When you unlocked the door, the light spilled in—a blotch of moonlight blemishing the dark, illuminating the pathetic shape of a middle-aged man, unconscious, spreading himself across our couch. Mouth agape, boat shoes still on. His silvery hair glinted and a pale sliver of stomach peeked out from his golf shirt’s nylon-cotton blend. His arms were awkwardly raised above his drooping head, outstretched as if anticipating a rollercoaster’s thrilling decline.

How in the hell? My whisper sliced like a blade through the stillness. Seriously, how in the fuck?

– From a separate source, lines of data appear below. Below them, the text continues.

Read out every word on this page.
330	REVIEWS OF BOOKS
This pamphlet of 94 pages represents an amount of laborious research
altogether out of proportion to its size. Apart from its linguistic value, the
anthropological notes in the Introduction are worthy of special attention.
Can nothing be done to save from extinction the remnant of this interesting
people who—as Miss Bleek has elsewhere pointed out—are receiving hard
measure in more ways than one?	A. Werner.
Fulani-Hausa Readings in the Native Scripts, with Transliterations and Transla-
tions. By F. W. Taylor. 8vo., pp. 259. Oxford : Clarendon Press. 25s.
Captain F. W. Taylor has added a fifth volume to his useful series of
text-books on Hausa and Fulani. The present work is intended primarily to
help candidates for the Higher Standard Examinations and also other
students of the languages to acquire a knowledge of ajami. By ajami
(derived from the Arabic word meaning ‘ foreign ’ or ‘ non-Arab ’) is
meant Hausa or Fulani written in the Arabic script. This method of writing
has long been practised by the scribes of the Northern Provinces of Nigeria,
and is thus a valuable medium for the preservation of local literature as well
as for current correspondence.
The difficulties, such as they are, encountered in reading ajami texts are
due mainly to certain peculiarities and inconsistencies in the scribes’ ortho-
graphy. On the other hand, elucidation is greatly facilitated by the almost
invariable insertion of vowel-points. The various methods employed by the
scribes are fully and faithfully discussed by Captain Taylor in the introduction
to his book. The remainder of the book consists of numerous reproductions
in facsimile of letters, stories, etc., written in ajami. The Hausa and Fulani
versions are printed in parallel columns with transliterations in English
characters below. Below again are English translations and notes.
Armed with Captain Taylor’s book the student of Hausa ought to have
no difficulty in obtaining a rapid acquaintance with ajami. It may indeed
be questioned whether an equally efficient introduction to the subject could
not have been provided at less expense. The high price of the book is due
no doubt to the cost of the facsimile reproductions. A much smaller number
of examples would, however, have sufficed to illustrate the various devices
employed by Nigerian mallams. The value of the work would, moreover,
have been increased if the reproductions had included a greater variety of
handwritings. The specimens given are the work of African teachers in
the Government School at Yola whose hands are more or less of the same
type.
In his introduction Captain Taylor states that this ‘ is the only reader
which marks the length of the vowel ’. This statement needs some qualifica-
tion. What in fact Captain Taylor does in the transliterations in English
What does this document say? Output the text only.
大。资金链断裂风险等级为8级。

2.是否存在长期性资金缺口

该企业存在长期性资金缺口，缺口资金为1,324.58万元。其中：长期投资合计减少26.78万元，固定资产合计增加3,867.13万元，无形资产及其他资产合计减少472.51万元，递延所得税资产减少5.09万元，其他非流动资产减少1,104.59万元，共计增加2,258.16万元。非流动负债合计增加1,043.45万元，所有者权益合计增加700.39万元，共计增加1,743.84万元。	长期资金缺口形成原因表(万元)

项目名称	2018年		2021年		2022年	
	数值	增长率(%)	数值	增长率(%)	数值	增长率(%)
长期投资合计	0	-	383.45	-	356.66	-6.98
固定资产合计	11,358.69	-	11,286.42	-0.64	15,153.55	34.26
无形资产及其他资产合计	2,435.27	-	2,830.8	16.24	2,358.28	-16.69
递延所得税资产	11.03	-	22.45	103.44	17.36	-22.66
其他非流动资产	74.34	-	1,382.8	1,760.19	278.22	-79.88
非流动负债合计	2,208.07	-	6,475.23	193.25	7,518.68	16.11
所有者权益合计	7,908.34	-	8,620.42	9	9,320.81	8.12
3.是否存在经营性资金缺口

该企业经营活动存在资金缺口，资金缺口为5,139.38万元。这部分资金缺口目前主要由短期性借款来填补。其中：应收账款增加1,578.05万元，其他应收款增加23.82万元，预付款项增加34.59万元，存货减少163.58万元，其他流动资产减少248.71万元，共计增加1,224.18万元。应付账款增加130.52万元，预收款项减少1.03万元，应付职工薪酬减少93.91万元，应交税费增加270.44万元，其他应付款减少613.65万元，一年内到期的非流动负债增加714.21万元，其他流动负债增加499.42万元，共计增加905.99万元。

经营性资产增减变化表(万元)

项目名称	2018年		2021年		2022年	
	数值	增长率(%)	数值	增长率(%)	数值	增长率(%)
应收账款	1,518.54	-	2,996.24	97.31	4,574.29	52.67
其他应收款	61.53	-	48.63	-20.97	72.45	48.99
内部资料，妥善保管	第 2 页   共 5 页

Within moments, we’d solved the mystery. The ecstatic wooing of clubgoers so shrill and near as if they were grinding away in our kitchen. We discovered the sliding glass door overlooking our balcony was ajar, wide open to the downtown revelry. Dad, as drunk as he was, had remembered which apartment was ours, correctly identified it from behind, climbed the two stories up and over the railing’s thick metal bars to slip through our door, equipped with the dumb faith we left it unlocked and our loveseat was waiting to embrace him in dreamless sleep.

I wanted answers. I wanted them now.

Dad, dad! Goddammit Dad. My small hands kneaded and kneaded into the stubborn dough of him but his flesh was unyielding.

You slammed the sliding glass door shut and searched for a blanket we didn’t own. I stood over the snoring bulk of him, fists dangling at my sides, until the dark settled and the moon retreated. Eventually, you pulled me to bed.

I woke up, damp from the late morning heat, back flat against the deflated air mattress because we still hadn’t bought a real bed. You stirred and instinctively climbed on top of me. Your thrusts were shallow, so he wouldn’t hear. I covered my mouth even though I wasn’t making any noise. When we opened the door, he was awake and chipper and inquiring about breakfast. I never asked him how he managed to find our place, to awake from his piss-drenched slumber and climb on through. And he never asked me what I was doing with you, a man who accepted all this mess without protest—a man who should’ve know better because he was a father himself.

We took him to a diner, just blocks away from where we’d lost him. We ate our breakfast in big, airless gulps. He ordered a second Bloody Mary, extra spicy, and you followed suit. I knew it’d be months before my dad would next call or visit, that I’d lost him again even though he sat across from me, oversalting his omelette and cracking jokes. When he excused himself for the bathroom, you reassured me that he meant well, that a man like him made mistakes out of guilt and old pain. As you talked, your hand climbed my thigh while the other picked up the tab.